O capítulo Adeus às ilusões é voltado para a face filosófica do
pós-modernismo. Santos diz que o pós-modernismo está associado à decadência das
grandes ideias, valores e instituições ocidentais como Deus, a Razão e as
verdades totalitárias, entre outros conceitos. Neste sentido, ele enxerga duas
frentes encabeçadas pelos filósofos pós-modernos. A primeira aponta para o
caminho da desconstrução dos
princípios e concepções do pensamento ocidental. A segunda caminha para o
desenvolvimento e valorização de temas antes considerados menores na filosofia
como o desejo, a sexualidade, o cotidiano, entre outros assuntos. O pensamento
de alguns filósofos e pensadores como Nietzsche, Derrida, Guattari, Lyotard é
mencionado nesse capítulo.
Em A massa fria com Narciso no trono o autor afirma que um novo estilo
de vida é experimentado pelo indivíduo pós-moderno que é consumista, hedonista
e narcisista.
Seduzida e atomizada pelo mass
media a massa vive no conformismo – vive sem as tradições do passado e sem
um projeto futuro. Santos nomeia algumas deserções empreendidas pela massa
pós-moderna: deserção da história; deserção do político e ideológico; deserção
do trabalho; deserção da família; deserção da religião.
Em função do enfraquecimento dos valores e instituições tradicionais, o
consumo, o mass media e a
tecnociência veem exercendo a motivação e o controle da sociedade pós-moderna
(massa e indivíduos). O bombardeio de mensagens que excitam os desejos é a
forma de motivação e controle dessa massa ultrafragmentada.

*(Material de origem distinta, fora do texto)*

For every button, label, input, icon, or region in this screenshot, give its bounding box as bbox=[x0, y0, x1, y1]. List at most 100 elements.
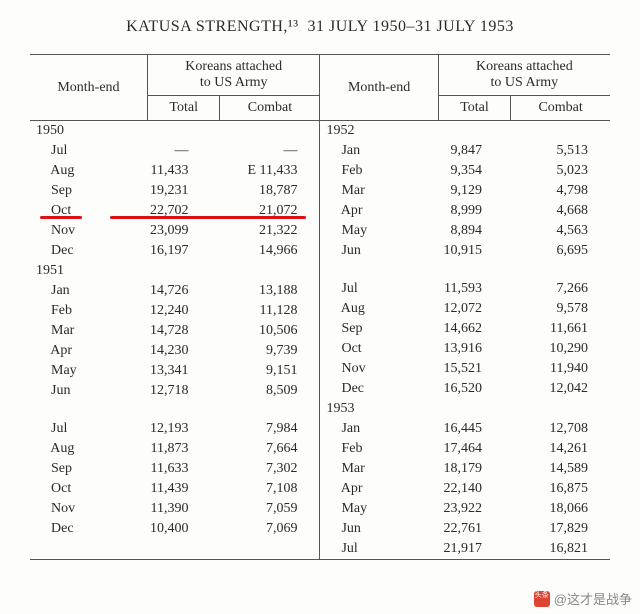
cell-total: 23,099 bbox=[112, 221, 210, 241]
cell-month: Sep bbox=[320, 319, 404, 339]
cell-month: May bbox=[320, 221, 404, 241]
cell-combat: 4,563 bbox=[504, 221, 610, 241]
year-label: 1952 bbox=[320, 121, 610, 141]
left-column-body: 1950 Jul—— Aug11,433E 11,433 Sep19,23118… bbox=[30, 121, 319, 539]
cell-month: Aug bbox=[320, 299, 404, 319]
data-row: Dec16,52012,042 bbox=[320, 379, 610, 399]
data-row: Jan16,44512,708 bbox=[320, 419, 610, 439]
spacer-row bbox=[320, 261, 610, 279]
cell-total: 16,445 bbox=[404, 419, 504, 439]
cell-combat: 21,322 bbox=[210, 221, 319, 241]
cell-total: 22,140 bbox=[404, 479, 504, 499]
cell-month: Jan bbox=[320, 141, 404, 161]
cell-total: 22,761 bbox=[404, 519, 504, 539]
cell-month: Jul bbox=[30, 419, 112, 439]
cell-total: 10,915 bbox=[404, 241, 504, 261]
data-row: Nov15,52111,940 bbox=[320, 359, 610, 379]
cell-month: Sep bbox=[30, 459, 112, 479]
data-row: Feb12,24011,128 bbox=[30, 301, 319, 321]
cell-total: 11,633 bbox=[112, 459, 210, 479]
data-row: Dec10,4007,069 bbox=[30, 519, 319, 539]
cell-month: Mar bbox=[320, 459, 404, 479]
cell-total: 11,873 bbox=[112, 439, 210, 459]
cell-combat: 11,940 bbox=[504, 359, 610, 379]
hdr-month-end-right: Month-end bbox=[320, 55, 438, 121]
cell-total: 17,464 bbox=[404, 439, 504, 459]
cell-month: Aug bbox=[30, 161, 112, 181]
cell-total: 11,390 bbox=[112, 499, 210, 519]
cell-total: 8,894 bbox=[404, 221, 504, 241]
data-row: Mar18,17914,589 bbox=[320, 459, 610, 479]
data-row: Dec16,19714,966 bbox=[30, 241, 319, 261]
cell-month: Dec bbox=[320, 379, 404, 399]
data-row: Mar14,72810,506 bbox=[30, 321, 319, 341]
data-row: May8,8944,563 bbox=[320, 221, 610, 241]
cell-month: Jun bbox=[320, 241, 404, 261]
data-row: Feb9,3545,023 bbox=[320, 161, 610, 181]
data-row: Jun12,7188,509 bbox=[30, 381, 319, 401]
year-row: 1950 bbox=[30, 121, 319, 141]
toutiao-icon bbox=[534, 591, 550, 607]
data-row: Jul—— bbox=[30, 141, 319, 161]
cell-combat: 4,798 bbox=[504, 181, 610, 201]
source-watermark: @这才是战争 bbox=[534, 589, 632, 608]
data-row: Mar9,1294,798 bbox=[320, 181, 610, 201]
cell-combat: 17,829 bbox=[504, 519, 610, 539]
data-row: Apr14,2309,739 bbox=[30, 341, 319, 361]
data-row: Sep19,23118,787 bbox=[30, 181, 319, 201]
data-row: Jan14,72613,188 bbox=[30, 281, 319, 301]
cell-month: Mar bbox=[320, 181, 404, 201]
hdr-group-left: Koreans attached to US Army bbox=[147, 55, 320, 96]
cell-combat: 11,128 bbox=[210, 301, 319, 321]
cell-combat: 7,984 bbox=[210, 419, 319, 439]
cell-month: May bbox=[320, 499, 404, 519]
year-row: 1952 bbox=[320, 121, 610, 141]
cell-month: Feb bbox=[30, 301, 112, 321]
year-label: 1950 bbox=[30, 121, 319, 141]
data-row: Aug11,433E 11,433 bbox=[30, 161, 319, 181]
cell-total: 18,179 bbox=[404, 459, 504, 479]
cell-combat: 12,042 bbox=[504, 379, 610, 399]
document-page: KATUSA STRENGTH,¹³ 31 JULY 1950–31 JULY … bbox=[0, 0, 640, 560]
cell-total: 13,916 bbox=[404, 339, 504, 359]
cell-month: Jul bbox=[30, 141, 112, 161]
cell-month: Jan bbox=[30, 281, 112, 301]
hdr-combat-left: Combat bbox=[220, 96, 320, 121]
data-row: Jul21,91716,821 bbox=[320, 539, 610, 559]
data-row: Jan9,8475,513 bbox=[320, 141, 610, 161]
cell-combat: 7,302 bbox=[210, 459, 319, 479]
cell-combat: 14,966 bbox=[210, 241, 319, 261]
cell-total: 16,520 bbox=[404, 379, 504, 399]
cell-month: Aug bbox=[30, 439, 112, 459]
cell-month: Mar bbox=[30, 321, 112, 341]
hdr-combat-right: Combat bbox=[511, 96, 610, 121]
hdr-total-left: Total bbox=[147, 96, 220, 121]
cell-month: Apr bbox=[30, 341, 112, 361]
cell-total: 16,197 bbox=[112, 241, 210, 261]
spacer-row bbox=[30, 401, 319, 419]
data-row: May13,3419,151 bbox=[30, 361, 319, 381]
data-row: Nov11,3907,059 bbox=[30, 499, 319, 519]
data-row: Jun10,9156,695 bbox=[320, 241, 610, 261]
cell-total: 23,922 bbox=[404, 499, 504, 519]
cell-month: Nov bbox=[30, 499, 112, 519]
data-row: Jul12,1937,984 bbox=[30, 419, 319, 439]
cell-total: 21,917 bbox=[404, 539, 504, 559]
cell-total: 10,400 bbox=[112, 519, 210, 539]
cell-total: 14,230 bbox=[112, 341, 210, 361]
data-row: Sep14,66211,661 bbox=[320, 319, 610, 339]
cell-month: May bbox=[30, 361, 112, 381]
year-label: 1953 bbox=[320, 399, 610, 419]
cell-combat: 12,708 bbox=[504, 419, 610, 439]
cell-combat: 7,108 bbox=[210, 479, 319, 499]
cell-month: Jul bbox=[320, 279, 404, 299]
data-row: Oct11,4397,108 bbox=[30, 479, 319, 499]
red-underline bbox=[110, 216, 306, 219]
data-row: Apr8,9994,668 bbox=[320, 201, 610, 221]
cell-month: Nov bbox=[320, 359, 404, 379]
cell-total: 14,662 bbox=[404, 319, 504, 339]
cell-combat: 4,668 bbox=[504, 201, 610, 221]
cell-combat: — bbox=[210, 141, 319, 161]
cell-combat: 14,589 bbox=[504, 459, 610, 479]
cell-combat: 5,023 bbox=[504, 161, 610, 181]
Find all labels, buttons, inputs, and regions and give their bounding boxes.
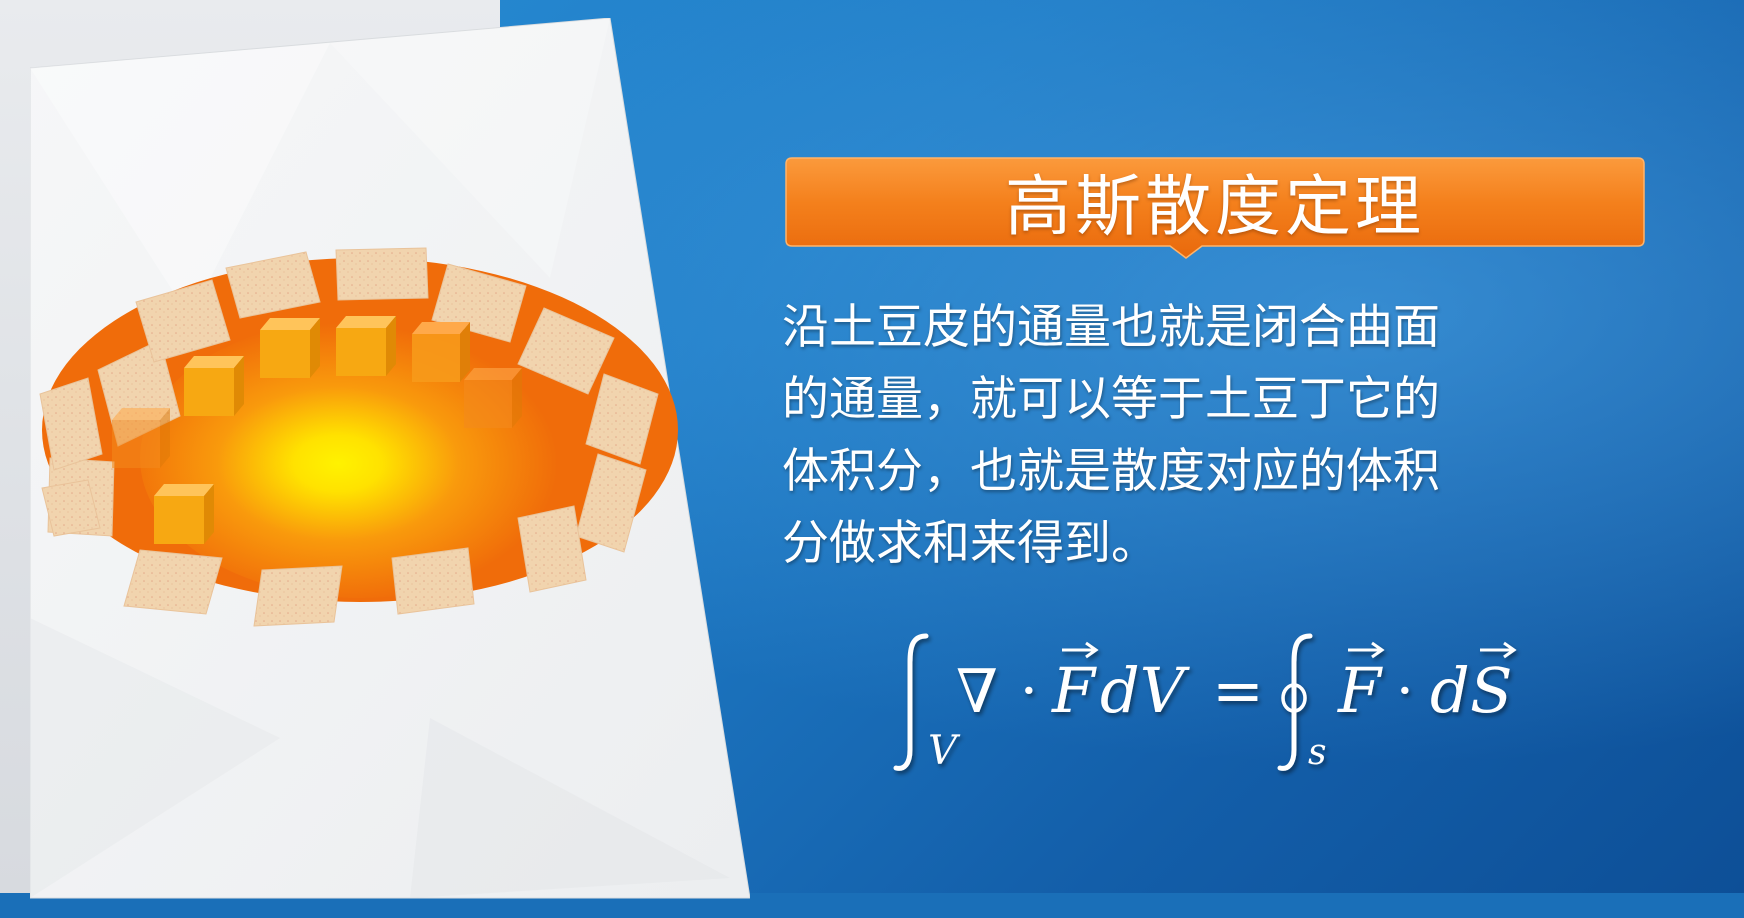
peel-piece	[335, 247, 429, 301]
differential-d: d	[1430, 654, 1470, 727]
peel-piece	[123, 549, 223, 615]
closed-integral-sign	[1277, 633, 1313, 771]
vector-f: F	[1051, 654, 1097, 727]
description-line: 体积分，也就是散度对应的体积	[782, 444, 1440, 499]
illustration-card	[30, 18, 750, 918]
potato-cubes	[112, 316, 522, 544]
peel-piece	[225, 251, 321, 319]
vector-f-rhs: F	[1337, 654, 1383, 727]
volume-differential: dV	[1100, 654, 1191, 727]
integral-sign	[893, 633, 929, 771]
vector-arrow	[1480, 641, 1517, 659]
volume-subscript: V	[928, 728, 961, 774]
description-line: 的通量，就可以等于土豆丁它的	[782, 372, 1440, 427]
peel-piece	[585, 373, 659, 465]
description-line: 分做求和来得到。	[782, 516, 1158, 571]
description-line: 沿土豆皮的通量也就是闭合曲面	[782, 300, 1440, 355]
peel-piece	[517, 307, 615, 395]
page-title: 高斯散度定理	[1005, 168, 1425, 245]
peel-piece	[253, 565, 343, 627]
title-banner: 高斯散度定理	[784, 156, 1646, 260]
vector-arrow	[1348, 641, 1385, 659]
cube	[154, 484, 214, 544]
cube	[464, 368, 522, 428]
divergence-theorem-formula: V ∇ · F dV = s F · d S	[890, 632, 1590, 782]
surface-subscript: s	[1308, 732, 1326, 773]
peel-piece	[391, 547, 475, 615]
peel-piece	[575, 453, 647, 553]
closed-loop-circle	[1281, 683, 1307, 713]
description-text: 沿土豆皮的通量也就是闭合曲面 的通量，就可以等于土豆丁它的 体积分，也就是散度对…	[782, 292, 1682, 580]
peel-piece	[41, 479, 101, 537]
vector-s: S	[1470, 654, 1512, 727]
cube	[336, 316, 396, 376]
nabla-symbol: ∇	[956, 657, 998, 727]
cube	[184, 356, 244, 416]
cube	[260, 318, 320, 378]
cube	[412, 322, 470, 382]
vector-arrow	[1062, 641, 1099, 659]
potato-illustration	[30, 18, 750, 899]
cube	[112, 408, 170, 468]
peel-piece	[135, 279, 231, 363]
dot-operator: ·	[1020, 659, 1038, 724]
peel-piece	[517, 505, 587, 593]
dot-operator-rhs: ·	[1396, 659, 1414, 724]
peel-piece	[39, 377, 103, 471]
equals-sign: =	[1212, 654, 1264, 727]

As imagens veiculadas são criadas visando a espetacularização da vida, à
simulação do real e à sedução do sujeito. O autor nomeia o indivíduo
pós-moderno de narciso sem substância
(neo-individualismo) que diferentemente do burguês moderno, não adere aos mitos
e ideais da sua sociedade.
Em Demônio terminal e anjo anunciador, capítulo de fechamento do livro, Santos retoma as principais noções tratadas ao longo do livro e
introduz a questão da condição pós-moderna – como as pessoas sentem e
representam para si mesmas o mundo que vivem. A dificuldade de representação do
mundo na atualidade se dá porque o pós
é repleto de des:
desreferencialização, desmaterialização, desestetização, desconstrução, despolitização
e desubstancialização. Não possuímos mais identidades fixas e a organização necessária
à representação se torna complexa. No lugar do ou, institui-se o e. Nós
somos uma coisa e outra ao mesmo
tempo. O sujeito pós-moderno compreende o conjunto de e,e,e,e formado por
pequenas vivências fragmentárias.
Por fim, aparentemente ciente da limitação de sua obra, Santos encaminha
uma pequena relação de referências bibliográficas nacionais e estrangeiras. As
traduções para o português de livros sobre a pós-modernidade ainda eram raros
nos idos dos anos de 1980 e sua listagem de livros poderia ser
consideravelmente ampliada na atualidade.